Now, as a member of the Minor League’s Hickory Crawdads — the Single-A affiliate of the Texas Rangers — he’s looking at giving back to the organization and those who helped him achieve his dream by putting on the second annual Kole Enright Baseball Clinic.
“I had some great years (there),” Enright said. “At that age, it’s such a fun thing; Little League is really about going out there (and) having a good time. A lot of times parents are involved, and you have those moments where your dad coaches you — I know my dad coached me a lot.
“In fact, part of the event is that I get to do it with my dad,” he said. “My dad gets to help me with it, and he gets to see what he helped create, as well. It’s kind of a family thing, at least between my dad and I specifically, but even my mom helped last year.”
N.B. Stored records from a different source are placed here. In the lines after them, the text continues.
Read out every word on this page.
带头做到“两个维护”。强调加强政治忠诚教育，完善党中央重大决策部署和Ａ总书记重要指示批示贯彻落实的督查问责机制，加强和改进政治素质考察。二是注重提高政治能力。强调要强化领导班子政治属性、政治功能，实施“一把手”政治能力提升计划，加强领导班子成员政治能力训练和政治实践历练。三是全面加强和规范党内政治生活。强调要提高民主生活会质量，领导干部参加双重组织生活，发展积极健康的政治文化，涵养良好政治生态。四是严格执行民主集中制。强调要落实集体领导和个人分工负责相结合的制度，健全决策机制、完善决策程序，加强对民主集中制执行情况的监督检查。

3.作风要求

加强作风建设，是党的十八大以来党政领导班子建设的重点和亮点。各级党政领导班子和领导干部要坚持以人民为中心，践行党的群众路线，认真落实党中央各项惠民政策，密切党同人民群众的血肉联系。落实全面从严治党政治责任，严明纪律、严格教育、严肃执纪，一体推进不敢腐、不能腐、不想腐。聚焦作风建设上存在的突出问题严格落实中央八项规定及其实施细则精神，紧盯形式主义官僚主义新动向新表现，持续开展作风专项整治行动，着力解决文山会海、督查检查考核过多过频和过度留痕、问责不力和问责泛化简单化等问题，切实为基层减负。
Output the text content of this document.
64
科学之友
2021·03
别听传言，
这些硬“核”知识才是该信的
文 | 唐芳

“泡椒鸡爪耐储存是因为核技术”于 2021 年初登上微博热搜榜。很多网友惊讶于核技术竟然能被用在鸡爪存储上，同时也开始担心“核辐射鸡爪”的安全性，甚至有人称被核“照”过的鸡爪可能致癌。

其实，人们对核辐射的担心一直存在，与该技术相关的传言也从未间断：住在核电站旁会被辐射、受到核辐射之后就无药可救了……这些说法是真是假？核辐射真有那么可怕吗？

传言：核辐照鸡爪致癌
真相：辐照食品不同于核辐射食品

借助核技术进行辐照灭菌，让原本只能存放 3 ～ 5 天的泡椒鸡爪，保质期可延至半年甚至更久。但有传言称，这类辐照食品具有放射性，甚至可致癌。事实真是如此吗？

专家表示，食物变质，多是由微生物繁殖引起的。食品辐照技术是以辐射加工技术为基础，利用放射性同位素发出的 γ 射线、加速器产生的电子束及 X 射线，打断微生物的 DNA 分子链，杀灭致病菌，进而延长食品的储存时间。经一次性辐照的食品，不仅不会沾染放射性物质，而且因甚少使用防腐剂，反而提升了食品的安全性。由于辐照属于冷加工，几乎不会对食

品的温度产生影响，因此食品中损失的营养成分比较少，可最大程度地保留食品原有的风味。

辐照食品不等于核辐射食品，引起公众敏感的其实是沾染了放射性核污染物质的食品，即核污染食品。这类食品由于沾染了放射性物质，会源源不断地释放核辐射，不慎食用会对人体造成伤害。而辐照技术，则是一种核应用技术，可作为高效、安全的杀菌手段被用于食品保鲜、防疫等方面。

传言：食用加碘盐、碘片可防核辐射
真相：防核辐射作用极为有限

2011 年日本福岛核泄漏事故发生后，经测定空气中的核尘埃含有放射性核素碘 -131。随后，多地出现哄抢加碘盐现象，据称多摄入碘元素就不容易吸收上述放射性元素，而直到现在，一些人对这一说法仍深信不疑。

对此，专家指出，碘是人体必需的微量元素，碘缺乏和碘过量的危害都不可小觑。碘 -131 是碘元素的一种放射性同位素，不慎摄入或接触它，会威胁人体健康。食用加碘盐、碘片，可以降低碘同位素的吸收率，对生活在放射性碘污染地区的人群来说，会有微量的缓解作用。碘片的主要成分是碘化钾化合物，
At 11 a.m. Saturday, Oct. 19, Enright and dozens of coaches will take time to teach young baseball players — ages 6 to 14 — the ins and outs of the game.
Last year in the clinic’s first run, Enright saw 70 kids sign up to take part in the event, but this year it has exploded to 113 registered players. Luckily for Enright, he has tons of help.
This year, around 25 different coaches are volunteering their time to helping teach, and several of them are professional ballplayers. Right now, guys like West Orange grad and Crawdads teammate Chris Seise is on board to help, as well as Ben DeLuzio (TFA grad, center fielder in the Arizona Diamondbacks farm system) and Dash Winningham (an Ocala native who plays in the New York Mets farm system).
When Enright asked DeLuzio about possibly coming by to help, the answer was a quick “yes.”
“Honestly, I thought it was a great idea, because it’s really hard to give back, but then when you think about doing a camp like that it is pretty easy when all you have to do is give these kids your time,” Winningham. “I’ve been playing baseball my whole life and I’d like to say I have gained a lot of good experience and a lot of bad experience, and I want to be able to talk to the kids about both of my experiences.”
While the coaches will be teaching kids the fundamentals of baseball — including things like proper stretching, batting techniques and so forth — one of the biggest things that players like DeLuzio are hoping to offer up is that experience playing the sport for a living.
Baseball is a tough game that gets tougher as you keep going higher and higher, DeLuzio said. For young players who are hoping to make it to The Bigs, it’s good for them to understand that it’s not always glamorous like you might think — it requires a lot of work.
“You don’t really understand the grind until you’re thrown into it,” DeLuzio said. “I would never lie to someone and say it isn’t a grind — you’re going to have to love baseball and that competitive nature of it. But honestly, I wouldn’t trade it for the world, because it has helped shape me into the person that I am today.”
Getting the chance to hear about and learn the game from the perspective of a professional player is a big bonus for bringing in other Minor Leaguers, Enright said. But more than that, it offers a chance for young, aspiring baseball players to meet their heroes.
“Kids love getting a few autographs from a few guys who are in a position they want to be in,” Enright said. “Ben and Adam were there last year and that’s just really cool for (the kids). We could easily do whatever baseball activities we do, but at the end of the day — even the coaches who help know — the really cool thing for them is to be able to touch hands with a professional ballplayer.”